Acho que sim, até porque essas diferenças são minúsculas quando comparadas com as posições que estão no extremo da política brasileira e liderando as pesquisas. Aí é meu sentido prático – e eu sou uma pessoa muito prática. Eu acho que a gente precisa ter uma noção do quadro que nós estamos vivendo e do perigo que nós temos, que é um perigo objetivo. Não é criar pânico nas pessoas. 

O país nesses últimos anos fez tudo errado. Queimou o que tinha, queimou o que não tinha. Se o País não acerta o passo, ele não suporta mais quatro anos de aventura, de inexperiência administrativa, de testar coisas que já deram errado no mundo inteiro e repete aqui no Brasil de novo. Não tem espaço para uma ‘nova matriz econômica’. Não adianta ir para o governo com a cabeça de que governo pode tudo, faz e acontece. Não é isso. Nós sabemos que não é isso. Precisamos sair do caminho fácil da demagogia e seguir o caminho certo das reformas que precisamos enfrentar. 

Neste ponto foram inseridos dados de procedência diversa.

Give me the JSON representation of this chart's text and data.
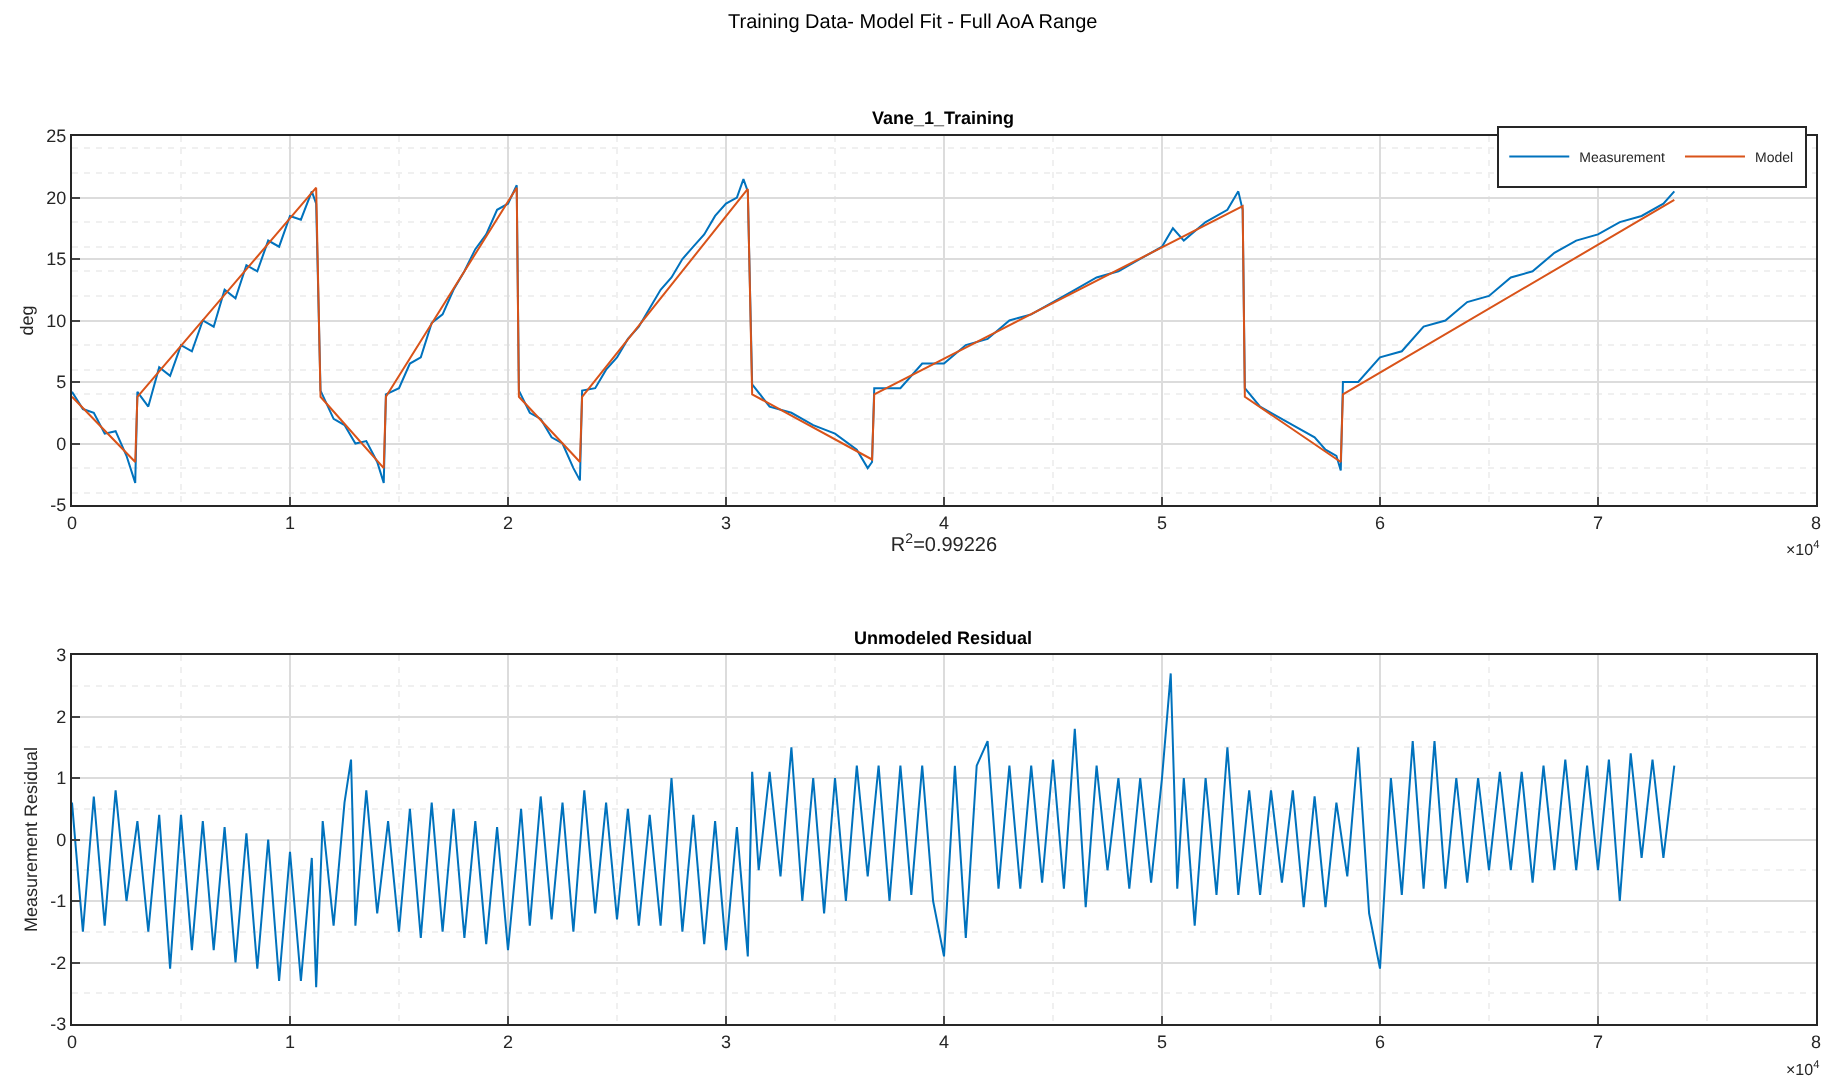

Vai ter sacrifício. Tem que falar abertamente para a população. A vida é assim. Você planta, você cuida e daqui a pouco está colhendo. Neste mandato, estou colhendo resultados na educação. As pessoas falavam: “educação, fazendo tudo certo, em 10 anos você começa a colher resultado”. Não é verdade. Fizemos o certo, buscamos as boas experiências educacionais no Brasil: de Pernambuco, de Sobral, implantamos o ‘Pacto pela Aprendizagem’ aqui para cuidar do ensino infantil e fundamental, pegamos uma experiência do Instituto Unibanco, que também é uma intervenção importante na escola de ensino médio, de tempo parcial… e agora colhemos aí a melhor nota do Ideb… E o que é mais importante que a nota: uma evolução positiva dentro de toda a rede capixaba. 

Você tem que plantar, cuidar para poder colher. 

O que o senhor diria para as pessoas que estão desanimadas com a perspectiva de um segundo turno Bolsonaro X Haddad?

Escolha um candidato com a boa agenda, com bons propósitos, vota nesse candidato, e arranja mais uns 10 votos, para ver se tem algum bom candidato lá no segundo turno criando opção [risos]. Eu estou brincando aqui, mas vou falar sério: eu acredito na política. As pessoas falam assim: “com esse Congresso não se governa o País”. Não é verdade! Governa. Tem que ir lá. Esse é o Congresso que o povo brasileiro colocou? Quem vai interagir com o Congresso tem que ir lá conversar, dialogar, explicar porque nós precisamos mudar uma lei.  Por que essa lei do jeito que está escrita está prejudicando a competitividade das empresas brasileiras. 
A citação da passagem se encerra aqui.